The study examined use of the simplified treatment as maintenance therapy for patients who had already achieved sustained virological suppression (below 50 copies/ml) using traditional three-drug ART. Participants were randomised to receive either two-drug treatment or to remain on traditional ART. Follow-up after 48 weeks of therapy showed the simplified therapy was at least non-inferior to three-drug treatment and could even have advantages.
ART has transformed the prognosis of patients with HIV. But it requires high levels of adherence, can cause side effects and is expensive. Reducing the number of drugs in a regimen for patients with virological suppression could help overcome these problems. However, it is essential that virological efficacy is not compromised when the number of drugs in a combination is reduced.
Investigators in Rome therefore wanted to see if ART could be simplified to a two-drug regimen for patients who initiated therapy with a three-drug combination who had sustained virological suppression (at least six months).
The 266 individuals recruited to the study were randomised to receive either ritonavir/atazanavir plus lamivudine or to remain on a three-drug combination of ritonavir/atazanavir with two NRTIs.
The study was designed to see if the simplified regimen was non-inferior in terms of virological efficacy (-12% difference) over 96 weeks. Data were also gathered on discontinuation of therapy for any reason, side-effects and laboratory abnormalities.
Virological failure was defined as a sustained rebound in viral load to over 1000 copies/ml.
The patients had an average age of 44 years, most (77%) were male, 11% had hepatitis C virus (HCV) co-infection and approximately 10% had a history of injecting drug use. Patients had been taking their current regimen for approximately 29 months and viral load had been undetectable 21-24 months. CD4 count at baseline was over 600 cells/mm3.

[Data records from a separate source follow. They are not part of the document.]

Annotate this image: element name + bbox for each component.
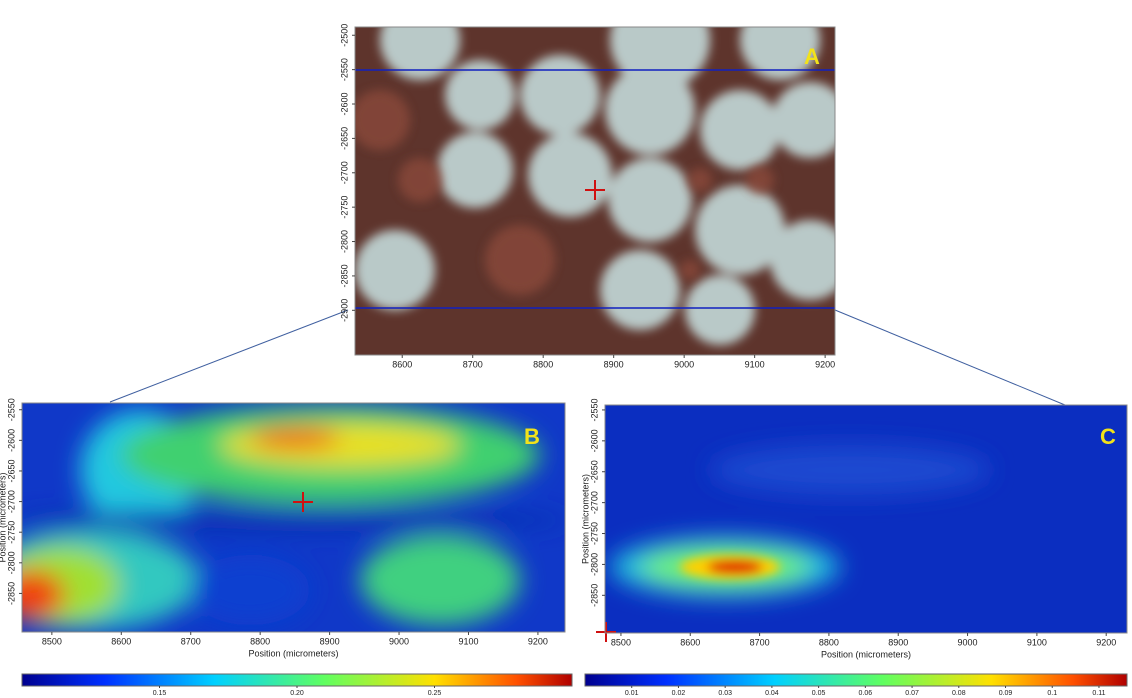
colorbar-tick-label: 0.09 xyxy=(999,690,1013,697)
colorbar-tick-label: 0.25 xyxy=(428,690,442,697)
y-tick-label: -2750 xyxy=(6,521,16,544)
y-tick-label: -2600 xyxy=(589,429,599,452)
x-tick-label: 8900 xyxy=(320,636,340,646)
y-tick-label: -2900 xyxy=(339,299,349,322)
page: {"panels": [ {"label": "A", "xlim": [853… xyxy=(0,0,1132,698)
connector xyxy=(835,310,1065,405)
x-tick-label: 9200 xyxy=(1096,637,1116,647)
x-tick-label: 9000 xyxy=(958,637,978,647)
y-axis-label: Position (micrometers) xyxy=(0,472,7,562)
x-tick-label: 8500 xyxy=(42,636,62,646)
y-tick-label: -2750 xyxy=(339,196,349,219)
x-tick-label: 8600 xyxy=(680,637,700,647)
y-tick-label: -2700 xyxy=(6,490,16,513)
x-tick-label: 9200 xyxy=(815,359,835,369)
y-tick-label: -2750 xyxy=(589,522,599,545)
y-tick-label: -2500 xyxy=(339,24,349,47)
heatmap xyxy=(0,403,570,632)
y-tick-label: -2600 xyxy=(339,92,349,115)
x-tick-label: 8600 xyxy=(111,636,131,646)
x-tick-label: 9000 xyxy=(674,359,694,369)
colorbar-tick-label: 0.04 xyxy=(765,690,779,697)
colorbar-tick-label: 0.08 xyxy=(952,690,966,697)
micrograph xyxy=(350,0,850,355)
y-tick-label: -2850 xyxy=(6,582,16,605)
x-tick-label: 8700 xyxy=(181,636,201,646)
x-axis-label: Position (micrometers) xyxy=(821,649,911,659)
y-tick-label: -2550 xyxy=(339,58,349,81)
y-tick-label: -2650 xyxy=(6,459,16,482)
colorbar-tick-label: 0.11 xyxy=(1092,690,1105,697)
x-axis-label: Position (micrometers) xyxy=(248,648,338,658)
colorbar-tick-label: 0.03 xyxy=(718,690,732,697)
y-tick-label: -2800 xyxy=(589,553,599,576)
colorbar-tick-label: 0.20 xyxy=(290,690,304,697)
x-tick-label: 8800 xyxy=(533,359,553,369)
x-tick-label: 8600 xyxy=(392,359,412,369)
x-tick-label: 8700 xyxy=(463,359,483,369)
y-tick-label: -2700 xyxy=(339,161,349,184)
x-tick-label: 9200 xyxy=(528,636,548,646)
x-tick-label: 8800 xyxy=(819,637,839,647)
x-tick-label: 8900 xyxy=(888,637,908,647)
y-tick-label: -2650 xyxy=(589,460,599,483)
y-tick-label: -2800 xyxy=(339,230,349,253)
panel-label: B xyxy=(524,424,540,449)
colorbar-tick-label: 0.1 xyxy=(1047,690,1057,697)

Forty-eight week data were reported by the investigators. The simplified regimen was at the very least non-inferior to traditional therapy.
Only 2% of patients taking the two-drug combination experienced virologic failure compared to 6% of those treated with the three-drug regimen (difference non-significant). Patients taking simplified therapy were also less likely than those on the traditional combination to change treatment for any cause (14% vs. 27%, p = 0.042), experience side-effects possibly related to their therapy (2% vs. 5%) and develop adverse events that were not therapy related (2% vs. 3%).
The majority (80%) of patients were taking tenofovir at baseline, a drug associated with declines in kidney function. At week 48, kidney function had improved significantly among patients on the two-drug regimen but declined in those on traditional ART (p < 0.001). Atzanavir can cause benign increases in bilirubin. Here again, the simplified combination had the edge, with bilirubin levels significantly lower at week 48 among those on the two-drug therapy (p = 0.027). Creatinine levels remained stable in both treatment groups, but the lipid metabolism of patients taking two-drug treatment improved slightly whereas these values remained unchanged among patients on three-drug therapy.
The investigators conclude that simplified treatment with ritonavir/atazanavir and lamivudine is at least non-inferior to traditional therapy in terms of virological efficacy and may even have some advantages.
DI Giambenedetto S et al. Simplification to atazanavir/ritonavir + lamivudine versus maintaining atazanavir/ritonavir + 2 NRTIs in virologically suppressed HIV-infected patients: 48-week data of the ATLAS-M trial. EACS, 2015.